MHC II Tetramers are fluorescent conjugates containing four copies of Major Histocompatibility Complex class II (MHC II) proteins that can be bound by synthetic peptides. MHC IIs are cell surface proteins responsible for presenting antigen, in form of peptides, of self and non-self origin to helper T-cells (CD4+ T-cells). Many genetic variations of MHC II, called Human Leukocyte Antigen (HLA) types are found in humans. HLA types differ in peptide binding specificities and therefore have capacity to present different sets of peptides to the CD4+ T-cells. Each peptide-MHC II combination will be recognized by a unique set of CD4+ T-cells.
Autoimmune diseases occur when the host immune system attacks its own cells and tissues. The main form of treatment relies on general suppression of the patient immune system that leaves the patient susceptible to infections and cancer. It has been found that introduction of antigen-specific CD4+CD25+ regulatory T cells (Tregs) can subdue the auto-inflammatory responses. The low abundance of Tregs and difficulties in purification of the antigen-specific Tregs has prevented therapeutic application of their suppressive function.

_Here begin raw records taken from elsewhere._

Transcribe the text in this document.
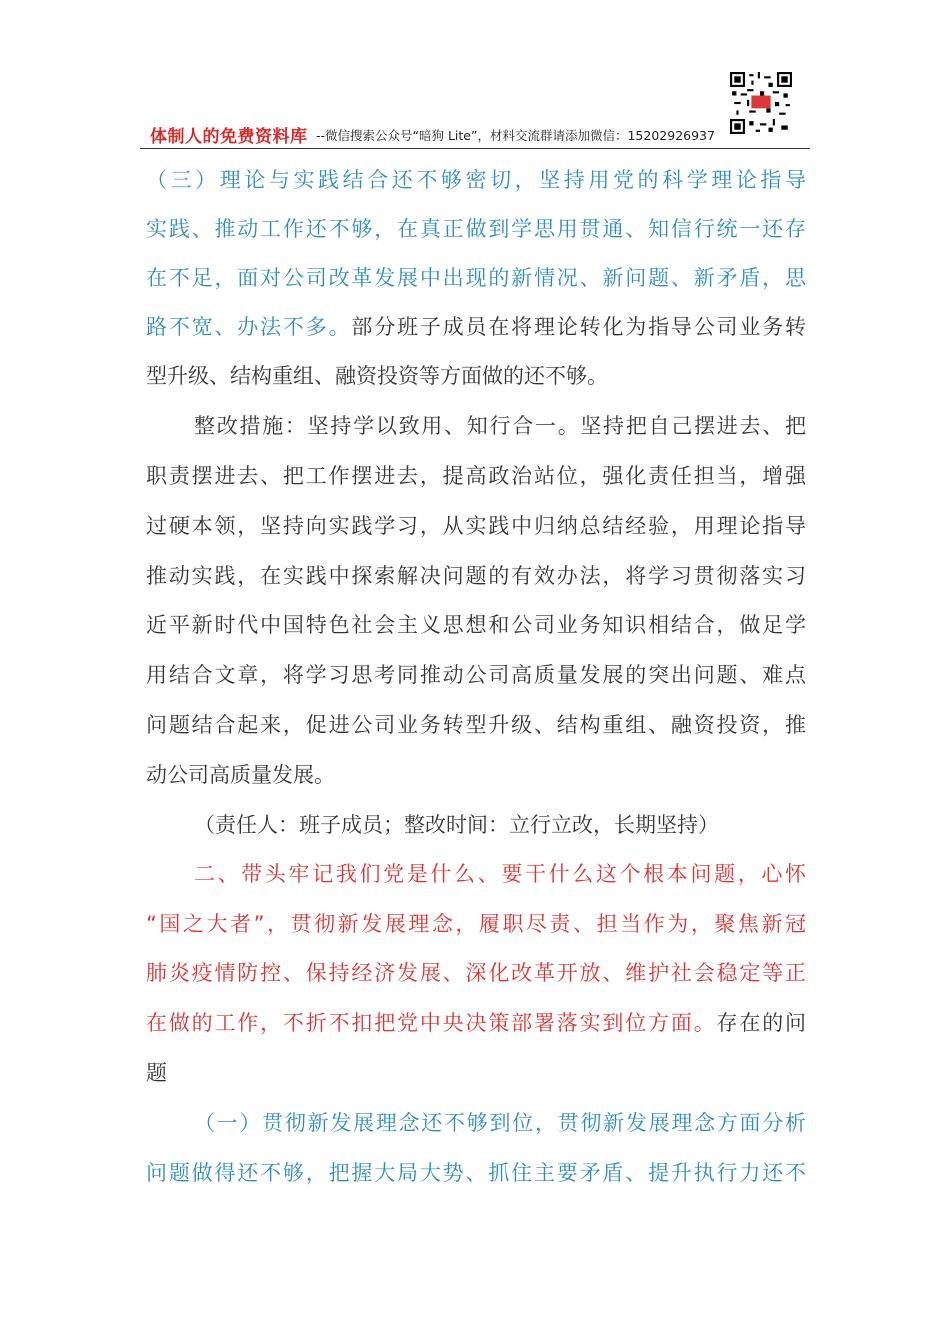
体制人的免费资料库 --微信搜索公众号“暗狗 Lite”，材料交流群请添加微信：15202926937
（三）理论与实践结合还不够密切，坚持用党的科学理论指导
实践、推动工作还不够，在真正做到学思用贯通、知信行统一还存
在不足，面对公司改革发展中出现的新情况、新问题、新矛盾，思
路不宽、办法不多。部分班子成员在将理论转化为指导公司业务转
型升级、结构重组、融资投资等方面做的还不够。
整改措施：坚持学以致用、知行合一。坚持把自己摆进去、把
职责摆进去、把工作摆进去，提高政治站位，强化责任担当，增强
过硬本领，坚持向实践学习，从实践中归纳总结经验，用理论指导
推动实践，在实践中探索解决问题的有效办法，将学习贯彻落实习
近平新时代中国特色社会主义思想和公司业务知识相结合，做足学
用结合文章，将学习思考同推动公司高质量发展的突出问题、难点
问题结合起来，促进公司业务转型升级、结构重组、融资投资，推
动公司高质量发展。
（责任人：班子成员；整改时间：立行立改，长期坚持）
二、带头牢记我们党是什么、要干什么这个根本问题，心怀
“国之大者”，贯彻新发展理念，履职尽责、担当作为，聚焦新冠
肺炎疫情防控、保持经济发展、深化改革开放、维护社会稳定等正
在做的工作，不折不扣把党中央决策部署落实到位方面。存在的问
题
（一）贯彻新发展理念还不够到位，贯彻新发展理念方面分析
问题做得还不够，把握大局大势、抓住主要矛盾、提升执行力还不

The researchers at BRI have developed a method to generate and expand antigen-specific Tregs using CD4+CD25- responder T cells isolated from peripheral blood. The resulting Tregs are host derived and host-compatible. The antigens can be changed based on the application and be of self or foreign origin. Ability to select the target antigens allows this method to be adapted for diverse autoimmune diseases and conditions.
The researchers at Benaroya Research Institute and University of Alabama at Birmingham have identified and isolated a panel of highly variable lymphocyte receptors in Lamprey, Petromyzon marinus. The panel is derived from functional receptors involved in adaptive immune response within Lamprey. These receptors are generated through somatic rearrangement resulting in diverse set of receptors, each with unique antigen specificities. These receptors are able to selectively bind various virus, bacterium, parasite, fungus, and toxins.